HERE, IN THE PARLANCE OF HOLlywood, is a high-concept idea. Bill McKibben, a contributor to the New Yorker and author of The End of Nature, decided to take a look at what television tells us — and doesn’t tell us — about the world we live in. So he set up two representative days. For one 24-hour period, he taped and watched every minute of programming (more than 2,000 hours’ worth) on all 93 channels in the Fairfax County, Va., cable system. On the other day, he lolled around a pond and did some hiking in the Adirondack Mountains. His conclusion: despite the unceasing torrent of news, commercials, televangelists, sitcoms and game shows, TV provides an incomplete and distorted picture of our world — a picture that “masks and drowns out the subtle and vital information contact with the real world once provided.”

This back-to-basics experiment seems, at first blush, naive and obvious. Does one really need a walk in the woods to discover that TV has too many sitcoms, or that the Home Shopping Network is crass? Well, maybe we do. The Age of Missing Information is an invigorating, even revelatory look at what the TV age hath wrought.

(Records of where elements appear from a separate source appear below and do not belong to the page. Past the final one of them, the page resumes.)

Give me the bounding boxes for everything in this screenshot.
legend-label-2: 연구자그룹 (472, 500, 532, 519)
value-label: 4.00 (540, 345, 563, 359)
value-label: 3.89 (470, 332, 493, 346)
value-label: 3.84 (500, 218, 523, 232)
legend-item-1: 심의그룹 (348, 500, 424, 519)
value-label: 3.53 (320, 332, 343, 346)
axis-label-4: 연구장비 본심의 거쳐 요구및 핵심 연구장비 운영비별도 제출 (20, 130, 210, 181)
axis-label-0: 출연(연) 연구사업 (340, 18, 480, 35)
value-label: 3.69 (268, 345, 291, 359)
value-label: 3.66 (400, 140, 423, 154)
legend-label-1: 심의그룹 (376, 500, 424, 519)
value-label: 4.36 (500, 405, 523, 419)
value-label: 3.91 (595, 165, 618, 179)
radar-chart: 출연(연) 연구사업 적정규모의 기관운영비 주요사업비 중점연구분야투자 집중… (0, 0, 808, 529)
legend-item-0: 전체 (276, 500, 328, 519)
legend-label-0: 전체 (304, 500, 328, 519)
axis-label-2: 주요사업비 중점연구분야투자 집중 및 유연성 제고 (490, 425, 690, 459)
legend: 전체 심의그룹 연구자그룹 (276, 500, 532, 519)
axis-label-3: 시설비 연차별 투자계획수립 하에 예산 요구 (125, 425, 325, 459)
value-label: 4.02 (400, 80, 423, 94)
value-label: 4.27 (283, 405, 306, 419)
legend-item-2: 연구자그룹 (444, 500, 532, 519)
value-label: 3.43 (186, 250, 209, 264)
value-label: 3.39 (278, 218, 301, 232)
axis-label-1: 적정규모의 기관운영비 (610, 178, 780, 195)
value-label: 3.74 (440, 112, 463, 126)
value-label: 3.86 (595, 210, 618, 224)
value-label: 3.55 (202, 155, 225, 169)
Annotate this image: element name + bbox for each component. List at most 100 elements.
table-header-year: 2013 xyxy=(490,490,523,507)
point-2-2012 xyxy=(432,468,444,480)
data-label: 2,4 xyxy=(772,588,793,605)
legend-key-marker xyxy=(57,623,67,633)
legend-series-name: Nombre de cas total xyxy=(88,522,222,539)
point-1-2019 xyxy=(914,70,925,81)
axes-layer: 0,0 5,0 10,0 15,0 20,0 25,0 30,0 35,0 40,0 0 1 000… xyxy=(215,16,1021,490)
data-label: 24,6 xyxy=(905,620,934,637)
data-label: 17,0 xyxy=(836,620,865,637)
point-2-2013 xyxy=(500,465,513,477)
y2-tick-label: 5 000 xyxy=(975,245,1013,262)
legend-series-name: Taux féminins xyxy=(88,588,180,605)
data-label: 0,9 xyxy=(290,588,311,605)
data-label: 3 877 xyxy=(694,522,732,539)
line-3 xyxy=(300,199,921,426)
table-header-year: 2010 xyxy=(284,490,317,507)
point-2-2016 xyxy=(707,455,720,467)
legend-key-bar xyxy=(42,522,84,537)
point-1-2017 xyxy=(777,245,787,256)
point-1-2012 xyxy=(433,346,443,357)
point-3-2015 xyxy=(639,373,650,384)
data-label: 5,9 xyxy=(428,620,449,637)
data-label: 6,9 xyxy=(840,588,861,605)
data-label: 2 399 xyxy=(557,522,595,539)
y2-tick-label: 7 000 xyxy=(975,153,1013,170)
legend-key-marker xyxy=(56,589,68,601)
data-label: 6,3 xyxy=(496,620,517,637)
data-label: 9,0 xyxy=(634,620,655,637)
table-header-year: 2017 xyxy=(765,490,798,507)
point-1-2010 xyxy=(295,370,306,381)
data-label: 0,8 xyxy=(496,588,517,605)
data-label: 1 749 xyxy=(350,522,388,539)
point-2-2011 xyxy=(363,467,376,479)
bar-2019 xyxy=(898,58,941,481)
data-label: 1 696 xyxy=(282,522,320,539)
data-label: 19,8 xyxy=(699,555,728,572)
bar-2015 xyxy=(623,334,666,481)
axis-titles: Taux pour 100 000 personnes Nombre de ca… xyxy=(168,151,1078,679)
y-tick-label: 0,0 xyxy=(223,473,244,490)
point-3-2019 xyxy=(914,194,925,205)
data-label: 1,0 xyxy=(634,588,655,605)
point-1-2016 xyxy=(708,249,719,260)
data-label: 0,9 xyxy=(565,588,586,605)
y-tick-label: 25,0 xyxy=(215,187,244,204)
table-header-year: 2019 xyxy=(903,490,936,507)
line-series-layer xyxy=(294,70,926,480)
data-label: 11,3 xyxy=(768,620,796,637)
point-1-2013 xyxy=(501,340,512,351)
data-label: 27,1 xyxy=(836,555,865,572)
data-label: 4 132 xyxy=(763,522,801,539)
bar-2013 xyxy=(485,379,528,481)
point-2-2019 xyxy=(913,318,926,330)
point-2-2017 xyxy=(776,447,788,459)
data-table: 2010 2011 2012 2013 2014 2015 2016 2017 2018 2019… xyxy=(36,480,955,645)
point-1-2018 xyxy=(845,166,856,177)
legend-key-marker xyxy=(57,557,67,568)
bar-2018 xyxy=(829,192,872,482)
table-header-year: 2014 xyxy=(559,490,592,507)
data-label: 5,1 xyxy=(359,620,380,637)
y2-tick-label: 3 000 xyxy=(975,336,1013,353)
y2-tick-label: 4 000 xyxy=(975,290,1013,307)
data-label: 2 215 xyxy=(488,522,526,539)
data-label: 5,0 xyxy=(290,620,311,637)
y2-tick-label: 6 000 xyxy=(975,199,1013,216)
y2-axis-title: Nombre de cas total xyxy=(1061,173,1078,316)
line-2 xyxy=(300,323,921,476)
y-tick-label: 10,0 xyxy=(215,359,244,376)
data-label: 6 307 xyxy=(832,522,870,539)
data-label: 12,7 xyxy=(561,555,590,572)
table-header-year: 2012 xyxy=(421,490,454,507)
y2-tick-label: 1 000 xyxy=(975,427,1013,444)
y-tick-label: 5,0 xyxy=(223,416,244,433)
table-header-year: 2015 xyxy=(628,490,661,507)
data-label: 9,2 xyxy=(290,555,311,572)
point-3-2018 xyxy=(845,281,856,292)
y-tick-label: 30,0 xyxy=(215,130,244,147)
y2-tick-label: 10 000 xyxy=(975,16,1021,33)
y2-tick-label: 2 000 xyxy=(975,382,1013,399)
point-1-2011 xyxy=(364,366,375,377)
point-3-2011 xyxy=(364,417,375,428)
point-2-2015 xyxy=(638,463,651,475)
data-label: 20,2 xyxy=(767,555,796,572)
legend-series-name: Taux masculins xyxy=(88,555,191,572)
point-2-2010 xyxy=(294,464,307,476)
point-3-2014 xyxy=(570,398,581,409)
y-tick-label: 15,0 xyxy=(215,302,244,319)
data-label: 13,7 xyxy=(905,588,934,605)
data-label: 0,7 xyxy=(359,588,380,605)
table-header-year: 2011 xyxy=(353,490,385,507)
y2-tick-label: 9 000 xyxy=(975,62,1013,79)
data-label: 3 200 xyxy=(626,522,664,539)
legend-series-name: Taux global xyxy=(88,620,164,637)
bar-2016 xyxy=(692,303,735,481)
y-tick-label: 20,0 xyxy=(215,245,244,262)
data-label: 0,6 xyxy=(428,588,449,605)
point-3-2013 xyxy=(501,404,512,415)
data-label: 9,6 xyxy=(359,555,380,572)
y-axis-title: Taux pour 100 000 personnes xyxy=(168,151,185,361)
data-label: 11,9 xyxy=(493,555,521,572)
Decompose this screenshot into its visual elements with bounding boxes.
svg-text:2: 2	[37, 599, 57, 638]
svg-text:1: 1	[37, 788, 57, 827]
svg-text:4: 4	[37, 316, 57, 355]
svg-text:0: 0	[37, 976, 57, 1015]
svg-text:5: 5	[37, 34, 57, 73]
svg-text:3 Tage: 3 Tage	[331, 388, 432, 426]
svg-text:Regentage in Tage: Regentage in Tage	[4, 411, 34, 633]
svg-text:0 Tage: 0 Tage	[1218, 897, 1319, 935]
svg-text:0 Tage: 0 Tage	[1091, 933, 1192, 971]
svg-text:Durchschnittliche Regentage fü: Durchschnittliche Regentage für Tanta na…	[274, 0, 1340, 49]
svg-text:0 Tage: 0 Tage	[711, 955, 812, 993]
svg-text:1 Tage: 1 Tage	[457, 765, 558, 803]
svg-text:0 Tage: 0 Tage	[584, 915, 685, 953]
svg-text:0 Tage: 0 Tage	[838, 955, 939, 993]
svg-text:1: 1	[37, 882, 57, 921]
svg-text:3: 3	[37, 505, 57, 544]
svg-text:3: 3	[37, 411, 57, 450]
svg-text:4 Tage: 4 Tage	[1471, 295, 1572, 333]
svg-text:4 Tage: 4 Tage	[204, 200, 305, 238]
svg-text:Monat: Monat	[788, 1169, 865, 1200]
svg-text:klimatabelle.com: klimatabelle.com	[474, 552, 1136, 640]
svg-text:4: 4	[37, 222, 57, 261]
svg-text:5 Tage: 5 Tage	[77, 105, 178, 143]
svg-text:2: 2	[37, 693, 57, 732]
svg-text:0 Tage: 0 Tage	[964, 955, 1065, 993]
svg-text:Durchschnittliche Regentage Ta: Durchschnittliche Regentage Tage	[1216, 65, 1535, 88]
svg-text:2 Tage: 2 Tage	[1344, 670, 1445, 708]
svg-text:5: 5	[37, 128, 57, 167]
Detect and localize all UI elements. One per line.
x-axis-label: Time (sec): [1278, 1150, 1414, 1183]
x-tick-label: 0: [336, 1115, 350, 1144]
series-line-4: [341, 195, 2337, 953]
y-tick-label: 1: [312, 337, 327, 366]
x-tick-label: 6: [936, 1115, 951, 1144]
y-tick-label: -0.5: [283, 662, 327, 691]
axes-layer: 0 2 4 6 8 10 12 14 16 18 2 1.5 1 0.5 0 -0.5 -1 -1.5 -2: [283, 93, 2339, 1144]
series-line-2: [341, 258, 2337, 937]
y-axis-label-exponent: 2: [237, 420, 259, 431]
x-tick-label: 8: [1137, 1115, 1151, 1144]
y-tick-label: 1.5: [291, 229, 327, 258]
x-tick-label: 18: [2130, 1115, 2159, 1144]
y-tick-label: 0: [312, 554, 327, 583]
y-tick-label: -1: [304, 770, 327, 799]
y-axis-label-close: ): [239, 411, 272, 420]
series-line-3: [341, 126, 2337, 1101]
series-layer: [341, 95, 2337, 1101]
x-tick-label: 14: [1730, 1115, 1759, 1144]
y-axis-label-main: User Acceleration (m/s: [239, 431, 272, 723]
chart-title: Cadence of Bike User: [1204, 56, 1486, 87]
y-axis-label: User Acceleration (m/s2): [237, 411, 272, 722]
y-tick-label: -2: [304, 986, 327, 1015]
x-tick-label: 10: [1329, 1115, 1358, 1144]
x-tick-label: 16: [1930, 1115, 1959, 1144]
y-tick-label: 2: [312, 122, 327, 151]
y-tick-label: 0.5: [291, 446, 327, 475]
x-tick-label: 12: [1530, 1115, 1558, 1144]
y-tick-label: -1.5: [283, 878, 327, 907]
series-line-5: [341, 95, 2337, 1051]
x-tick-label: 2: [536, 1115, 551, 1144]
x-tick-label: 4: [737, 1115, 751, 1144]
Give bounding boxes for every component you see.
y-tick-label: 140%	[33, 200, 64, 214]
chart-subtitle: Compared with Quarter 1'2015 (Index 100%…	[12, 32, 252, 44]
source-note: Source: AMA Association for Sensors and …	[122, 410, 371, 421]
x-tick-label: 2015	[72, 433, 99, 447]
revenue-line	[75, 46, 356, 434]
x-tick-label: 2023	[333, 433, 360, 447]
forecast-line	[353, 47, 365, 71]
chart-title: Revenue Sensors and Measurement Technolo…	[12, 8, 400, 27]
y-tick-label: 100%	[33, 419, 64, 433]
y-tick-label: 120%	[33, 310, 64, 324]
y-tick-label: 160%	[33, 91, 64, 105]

Nearly every page has something fresh to say, or a fresh spin to put on things that have grown terminally familiar. TV, McKibben observes, celebrates unlimited consumption and economic expansion; a day on the mountain reminds us that the natural world is a place of limits, of cyclical time, of death. Though it links the world in a “global village,” TV erodes the sense of community, both by obliterating regional distinctions (all anchormen have the same accent) and by lampooning the community of shared values portrayed by TV in the ’50s. The medium fosters a “weirdly foreshortened” sense of history by endlessly reliving and re-examining the past 40 years (the period, of course, in which television has existed). The effect is to make the past four decades seem to us “utterly normative” — when, in fact, they are a radical departure from any period that came before.

Most important, TV diverts our attention from nature’s “one great secret”: man is not the center of the universe. “The idea of standing under the stars and feeling how small you are — that’s not a television idea,” says McKibben. “Everything on television tells you the opposite — that you’re the most important person, and that people are all that matter.”

McKibben’s environmentalist agenda is never far from the surface. Our disconnection from the real world, he argues, has blinded us to the urgency of the ecological crises facing us, from global warming to the wasteful use of finite resources. One doesn’t have to believe TV is all to blame for this to heed McKibben’s lessons about the omnipresent box. Like turn it off once in a while.